Tam bu anda ağabeyi Ziya’nın sesiyle uyandı. Nazıma, ‘artık kalkmasını, çamur yapacaklarını’ hatırlatıyordu. O günden sonra genç Nazım kendisinde bazı değişiklikler hissetti ve kendiliğinden söylemeye başladı.
Her delikanlı gibi genç Nazım da gönlünü bir dilbere kaptırdı. Bu, dur durak bilmez, ferman dinlemez duyguydu. Kapı komşuları olan bu kızın sevdasını yıllarca yüreğinde taşıdı. Onun aşkından şurdaburda yanık yanık türküler söyleyip duruyordu.
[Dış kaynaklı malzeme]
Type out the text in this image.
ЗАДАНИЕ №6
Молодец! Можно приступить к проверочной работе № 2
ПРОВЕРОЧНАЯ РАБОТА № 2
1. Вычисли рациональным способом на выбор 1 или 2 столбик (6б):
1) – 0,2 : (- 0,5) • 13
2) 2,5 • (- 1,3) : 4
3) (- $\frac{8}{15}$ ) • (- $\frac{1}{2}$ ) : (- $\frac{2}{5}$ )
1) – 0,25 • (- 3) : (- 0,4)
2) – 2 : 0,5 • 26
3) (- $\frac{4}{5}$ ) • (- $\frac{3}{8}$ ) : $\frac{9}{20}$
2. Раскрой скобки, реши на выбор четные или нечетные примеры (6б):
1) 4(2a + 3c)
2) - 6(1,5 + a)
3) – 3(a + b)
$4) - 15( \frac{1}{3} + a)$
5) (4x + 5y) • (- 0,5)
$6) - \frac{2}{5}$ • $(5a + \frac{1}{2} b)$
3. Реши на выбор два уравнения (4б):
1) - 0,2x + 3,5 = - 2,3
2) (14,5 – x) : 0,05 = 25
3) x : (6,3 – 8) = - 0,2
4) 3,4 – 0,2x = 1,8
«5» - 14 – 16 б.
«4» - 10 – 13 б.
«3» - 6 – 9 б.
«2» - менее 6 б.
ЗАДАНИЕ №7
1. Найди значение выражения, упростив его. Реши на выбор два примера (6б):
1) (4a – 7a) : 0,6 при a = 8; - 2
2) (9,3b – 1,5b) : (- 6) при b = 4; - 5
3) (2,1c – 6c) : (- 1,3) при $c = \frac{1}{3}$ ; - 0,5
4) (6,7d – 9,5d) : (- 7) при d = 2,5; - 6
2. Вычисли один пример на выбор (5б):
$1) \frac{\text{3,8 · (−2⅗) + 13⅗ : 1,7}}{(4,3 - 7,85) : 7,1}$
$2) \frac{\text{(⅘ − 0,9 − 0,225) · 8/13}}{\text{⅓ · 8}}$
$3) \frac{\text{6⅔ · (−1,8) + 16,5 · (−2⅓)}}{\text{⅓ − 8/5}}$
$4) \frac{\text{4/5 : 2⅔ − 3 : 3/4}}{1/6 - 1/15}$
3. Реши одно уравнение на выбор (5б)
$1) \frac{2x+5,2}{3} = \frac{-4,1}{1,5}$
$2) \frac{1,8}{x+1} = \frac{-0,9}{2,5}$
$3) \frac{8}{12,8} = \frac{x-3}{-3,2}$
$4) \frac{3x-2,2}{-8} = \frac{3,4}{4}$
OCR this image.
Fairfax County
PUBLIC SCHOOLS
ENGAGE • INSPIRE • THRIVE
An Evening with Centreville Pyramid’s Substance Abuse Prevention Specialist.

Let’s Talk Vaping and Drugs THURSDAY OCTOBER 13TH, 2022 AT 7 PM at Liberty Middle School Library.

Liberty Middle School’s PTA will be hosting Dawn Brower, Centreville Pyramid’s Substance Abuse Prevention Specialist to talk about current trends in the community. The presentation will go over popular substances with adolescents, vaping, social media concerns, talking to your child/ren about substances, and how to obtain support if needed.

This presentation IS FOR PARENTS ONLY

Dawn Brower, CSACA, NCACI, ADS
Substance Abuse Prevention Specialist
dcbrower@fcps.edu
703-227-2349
Ancak talih yine yüzüne gülmedi ve kızı bir gün bir başkasıyla evlendirdiler.”
Âşıklığa başlamasında öncelikle bu olay etkili oldu ve daha sonra çalışmak için gittiği Çukurova’da yaşadığı derin hasret, gariplik ve yoksulluk da onun bu alanda pişmesine sebep oldu.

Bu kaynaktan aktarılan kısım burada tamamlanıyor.